Le bien-fonds des immeubles possède une forme grossièrement rectangulaire orientée nord-ouest/sud-est. Il mesure 164 mètres de longueur et 68 mètres de largeur (dimensions maximales). En légère pente vers l’ouest et le sud-ouest, il couvre 9 659 m2. Il est desservi au sud par la route de Monistrol. Ces caractéristiques favorables ont été décisives dans la sélection du site par les commanditaires. Elles ont aussi déterminé le projet urbain : les deux immeubles sont implantés nord-ouest/sud-est, c’est-à-dire perpendiculairement à la pente et parallèlement aux longs côtés des limites du terrain. Ils sont décalés l’un par rapport à l’autre (fig. 5 à 7), le « Groupe 1 » sur le tiers sud de la parcelle, le « Groupe 2 » sur les deux tiers nord. Les longues façades antérieures (orientales) et postérieures (occidentales) bénéficient ainsi d’un bon ensoleillement. Par ailleurs, les logements possèdent des vues dégagées. Enfin, puisque la surface bâtie est faible, de grands espaces verts entourent les bâtiments (fig. 8 et 9).

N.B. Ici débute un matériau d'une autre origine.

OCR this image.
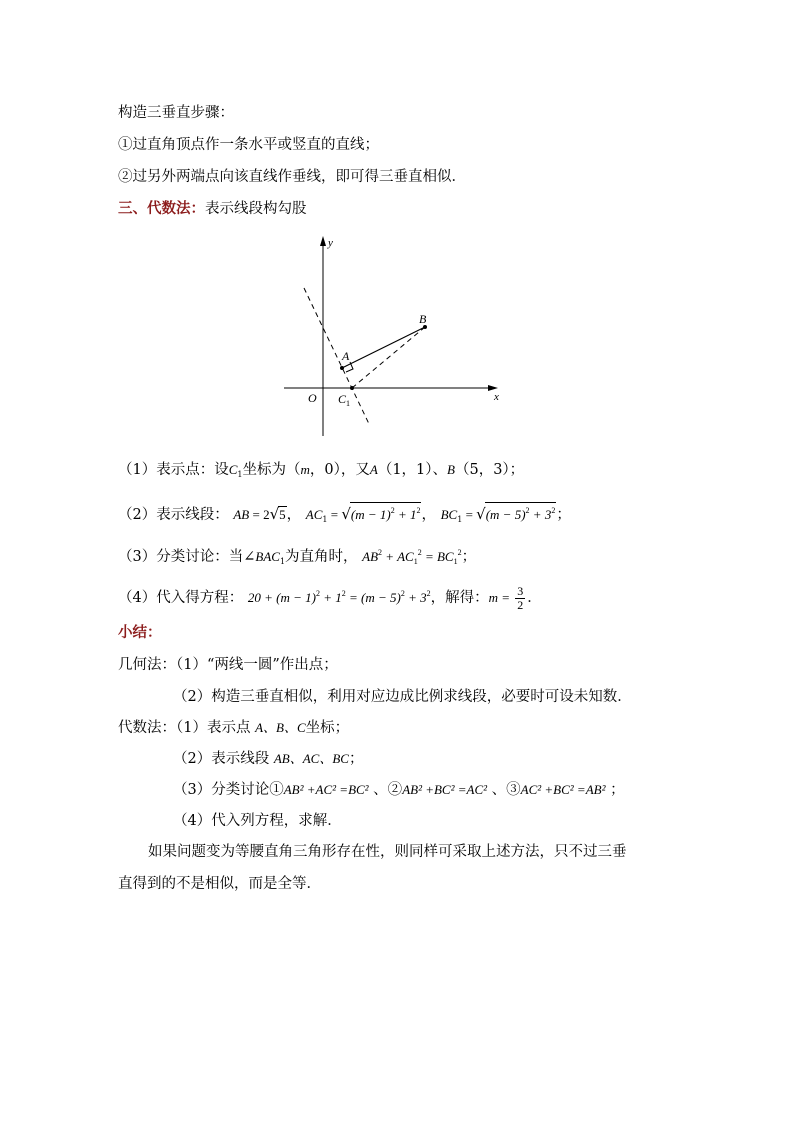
构造三垂直步骤：
①过直角顶点作一条水平或竖直的直线；
②过另外两端点向该直线作垂线，即可得三垂直相似．
三、代数法：表示线段构勾股
y
x
O
A
B
$C_1$
（1）表示点：设$C_1$坐标为（m，0），又A（1，1）、B（5，3）；
（2）表示线段： AB = 2√5， $AC_1 = √(m - 1)^2 + 1^2$， $BC_1 = √(m - 5)^2 + 3^2$；
（3）分类讨论：当$\angle BAC_1$为直角时， $AB^2 + AC_1^2 = BC_1^2$；
（4）代入得方程： $20 + (m - 1)^2 + 1^2 = (m - 5)^2 + 3^2$，解得：$m = \frac{3}{2}$ ．
小结：
几何法：（1）“两线一圆”作出点；
（2）构造三垂直相似，利用对应边成比例求线段，必要时可设未知数．
代数法：（1）表示点 A、B、C坐标；
（2）表示线段 AB、AC、BC；
（3）分类讨论①AB² +AC² =BC² 、②AB² +BC² =AC² 、③AC² +BC² =AB² ；
（4）代入列方程，求解．
如果问题变为等腰直角三角形存在性，则同样可采取上述方法，只不过三垂
直得到的不是相似，而是全等．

Deux impasses rectilignes donnent accès aux immeubles. Elles naissent route de Monistrol et longent les façades orientales où se trouvent les portes d’entrée principales. Elles desservent également des parkings situés à l’est des bâtiments. Le terrain du groupe HLM constitue donc un cul-de-sac (sauf à emprunter un sentier qui conduit au nord vers des jardins potagers). Aucun cheminement direct ne le relie au lotissement voisin (fig. 6 et 10). Pour aller de l’un à l’autre, il faut passer par la route de Monistrol.

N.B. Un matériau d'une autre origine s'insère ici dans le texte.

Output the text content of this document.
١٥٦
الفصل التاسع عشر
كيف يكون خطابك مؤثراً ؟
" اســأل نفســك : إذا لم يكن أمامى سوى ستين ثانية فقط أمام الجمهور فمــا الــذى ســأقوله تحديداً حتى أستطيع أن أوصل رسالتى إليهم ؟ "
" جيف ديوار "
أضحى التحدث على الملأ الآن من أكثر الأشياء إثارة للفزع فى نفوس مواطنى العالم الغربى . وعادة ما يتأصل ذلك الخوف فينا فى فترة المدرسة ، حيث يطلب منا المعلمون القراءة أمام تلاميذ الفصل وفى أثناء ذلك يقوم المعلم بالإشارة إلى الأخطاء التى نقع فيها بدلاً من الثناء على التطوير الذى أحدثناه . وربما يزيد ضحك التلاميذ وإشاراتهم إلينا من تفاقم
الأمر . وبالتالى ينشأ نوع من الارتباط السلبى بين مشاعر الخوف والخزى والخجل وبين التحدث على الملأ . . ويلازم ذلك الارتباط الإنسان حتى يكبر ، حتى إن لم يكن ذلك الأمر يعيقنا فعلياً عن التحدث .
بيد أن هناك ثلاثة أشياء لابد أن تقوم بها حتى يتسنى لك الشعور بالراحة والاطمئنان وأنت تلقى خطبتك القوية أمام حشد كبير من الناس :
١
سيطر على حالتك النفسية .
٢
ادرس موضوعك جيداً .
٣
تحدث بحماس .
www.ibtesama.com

L’urbanisme du lotissement
Le plan d’urbanisme du lotissement s’avère plus complexe que celui de l’ensemble HLM. Surtout, il s’est inscrit dans un projet plus vaste de développement de l’agglomération.
Le bien-fonds du lotissement s’étend immédiatement au nord-est de celui du groupe HLM. De forme trapézoïdale, long de 265 mètres et large de 107 mètres (dimensions maximales), il couvre une surface de 20 900 m2. Le relief le place en position dominante par rapport aux immeubles.

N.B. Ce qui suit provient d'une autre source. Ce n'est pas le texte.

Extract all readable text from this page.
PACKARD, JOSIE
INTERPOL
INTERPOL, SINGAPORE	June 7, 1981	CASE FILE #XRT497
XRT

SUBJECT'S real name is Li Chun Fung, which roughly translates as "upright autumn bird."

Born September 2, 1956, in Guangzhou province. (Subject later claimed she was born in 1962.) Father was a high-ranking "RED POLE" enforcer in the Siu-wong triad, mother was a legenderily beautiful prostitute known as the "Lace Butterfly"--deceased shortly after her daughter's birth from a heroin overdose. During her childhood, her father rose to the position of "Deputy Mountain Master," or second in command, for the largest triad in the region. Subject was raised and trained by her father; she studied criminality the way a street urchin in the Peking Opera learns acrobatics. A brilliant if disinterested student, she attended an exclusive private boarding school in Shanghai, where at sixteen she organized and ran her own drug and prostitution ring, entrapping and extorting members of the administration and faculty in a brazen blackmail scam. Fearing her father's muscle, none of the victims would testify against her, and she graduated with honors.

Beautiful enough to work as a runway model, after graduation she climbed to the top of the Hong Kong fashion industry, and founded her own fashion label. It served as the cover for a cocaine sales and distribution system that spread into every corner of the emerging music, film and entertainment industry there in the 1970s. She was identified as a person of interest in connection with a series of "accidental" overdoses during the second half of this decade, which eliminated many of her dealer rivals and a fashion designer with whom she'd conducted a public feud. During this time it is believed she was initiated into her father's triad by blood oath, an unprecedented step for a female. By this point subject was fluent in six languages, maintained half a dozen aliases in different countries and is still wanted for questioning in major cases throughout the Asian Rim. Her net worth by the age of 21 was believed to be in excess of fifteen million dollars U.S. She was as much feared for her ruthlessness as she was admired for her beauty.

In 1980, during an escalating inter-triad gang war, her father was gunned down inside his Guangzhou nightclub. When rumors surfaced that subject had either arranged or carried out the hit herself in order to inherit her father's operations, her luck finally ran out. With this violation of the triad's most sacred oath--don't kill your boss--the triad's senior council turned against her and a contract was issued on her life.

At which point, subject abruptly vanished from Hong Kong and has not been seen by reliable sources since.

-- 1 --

Les maisons du lotissement sont desservies par une rue en boucle nommée « Lotissement Les Érables » (fig. 2). Cette rue est globalement orientée nord-sud et nord-ouest/sud-est. Elle débouche au sud sur la route de Monistrol. Au nord, elle est reliée à la route du Peycher. Cette dernière figure sur le plan dessiné en 1963 par Étienne Grand avec la légende « route projetée » (fig. 3). Effectivement, la section orientale de cette route (entre le lotissement et la route de Peyrelas) a été aménagée en même temps que la rue du lotissement. Sa section nord-ouest est plus récente : elle a été créée vers 1968-1970, conjointement au percement de la rue du Beau Site et de la déviation de la route départementale 44. Ces nouvelles voies (route du Peycher, rue du Beau Site et déviation de la RD 44) ont permis l’extension des faubourgs de Sainte-Sigolène vers le nord et le nord-ouest.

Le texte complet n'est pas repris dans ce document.